Re: http 1.1. Cache Response Codes...
David W. Morris (dwm@xpasc.com)
Fri, 20 Mar 1998 10:26:13 -0800 (PST)
Have you reviewed RFC 2227 -- "Simple Hit-Metering and Usage-Limiting for
HTTP"? Seems like this RFC is trying to solve your problem.
Dave Morris
On Thu, 19 Mar 1998, Michael Wexler wrote:
> As a web measurement analyst, one of my worst problems is dealing with
> caching. Why do we use the code 200 for everything?

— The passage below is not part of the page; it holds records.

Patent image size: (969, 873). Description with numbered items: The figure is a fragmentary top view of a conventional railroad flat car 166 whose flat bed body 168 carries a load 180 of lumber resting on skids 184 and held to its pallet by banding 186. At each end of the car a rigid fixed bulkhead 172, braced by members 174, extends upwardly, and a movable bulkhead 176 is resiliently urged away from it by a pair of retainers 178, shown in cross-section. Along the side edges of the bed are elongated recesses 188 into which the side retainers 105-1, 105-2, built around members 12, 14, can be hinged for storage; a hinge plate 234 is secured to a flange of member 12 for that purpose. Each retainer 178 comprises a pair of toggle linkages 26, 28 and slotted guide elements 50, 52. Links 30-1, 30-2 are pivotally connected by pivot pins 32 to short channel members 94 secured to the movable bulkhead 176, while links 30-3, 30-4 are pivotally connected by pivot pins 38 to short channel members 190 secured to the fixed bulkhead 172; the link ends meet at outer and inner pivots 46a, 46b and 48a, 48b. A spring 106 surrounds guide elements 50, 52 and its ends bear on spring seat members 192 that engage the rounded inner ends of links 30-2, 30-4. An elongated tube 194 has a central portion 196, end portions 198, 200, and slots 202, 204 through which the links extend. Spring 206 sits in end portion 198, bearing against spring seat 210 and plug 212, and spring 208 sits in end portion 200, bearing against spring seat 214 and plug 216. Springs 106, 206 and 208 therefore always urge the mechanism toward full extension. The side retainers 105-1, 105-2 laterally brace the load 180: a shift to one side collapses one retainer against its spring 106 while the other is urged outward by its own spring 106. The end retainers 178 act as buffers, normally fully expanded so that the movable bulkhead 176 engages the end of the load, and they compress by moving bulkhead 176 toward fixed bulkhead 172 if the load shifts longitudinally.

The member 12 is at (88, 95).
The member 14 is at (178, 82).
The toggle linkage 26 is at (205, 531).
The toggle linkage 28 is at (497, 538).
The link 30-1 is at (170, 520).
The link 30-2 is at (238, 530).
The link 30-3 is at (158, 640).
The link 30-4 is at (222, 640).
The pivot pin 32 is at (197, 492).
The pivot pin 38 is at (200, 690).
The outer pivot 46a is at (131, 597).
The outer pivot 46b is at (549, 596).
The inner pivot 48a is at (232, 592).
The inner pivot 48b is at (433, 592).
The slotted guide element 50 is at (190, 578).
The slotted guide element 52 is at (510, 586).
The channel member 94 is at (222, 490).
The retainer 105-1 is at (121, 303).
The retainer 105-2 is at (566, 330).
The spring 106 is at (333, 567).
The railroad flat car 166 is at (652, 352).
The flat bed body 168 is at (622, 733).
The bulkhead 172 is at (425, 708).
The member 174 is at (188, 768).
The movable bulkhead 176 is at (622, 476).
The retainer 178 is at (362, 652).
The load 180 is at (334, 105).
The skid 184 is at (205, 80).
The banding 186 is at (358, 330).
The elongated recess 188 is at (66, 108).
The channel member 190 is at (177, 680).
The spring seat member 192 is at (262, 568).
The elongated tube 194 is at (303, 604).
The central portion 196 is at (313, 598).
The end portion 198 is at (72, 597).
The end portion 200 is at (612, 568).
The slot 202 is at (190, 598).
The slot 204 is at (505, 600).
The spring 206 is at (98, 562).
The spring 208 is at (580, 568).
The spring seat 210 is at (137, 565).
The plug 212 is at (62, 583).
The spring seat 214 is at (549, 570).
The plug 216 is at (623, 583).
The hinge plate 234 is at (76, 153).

Why not design the
> spec in a graduated fashion:
>
> If browser has url in its local cache, it still sends a get request to the
> server, but an option says "I already have it, just letting you log the
> request". The success code is a 209, "user has non-expired data in cache".
>
> If a non local cache has the data, same system. The option can be
> different, and we can even use a different code (210), but for the most
> part, we should just let the 209 mean "cached request".
>
> This solves many problems:
> 1) path analysis of a user's visit
> 2) advertising requests (not perfectly, given the IAB's recent standards,
> but better than nothing for smaller sites)
> 3) pages per visit calculations are accurate
> 4) this is a minor increase in bandwidth compared to not sending the
> request at all, and is far superior to eliminating caching.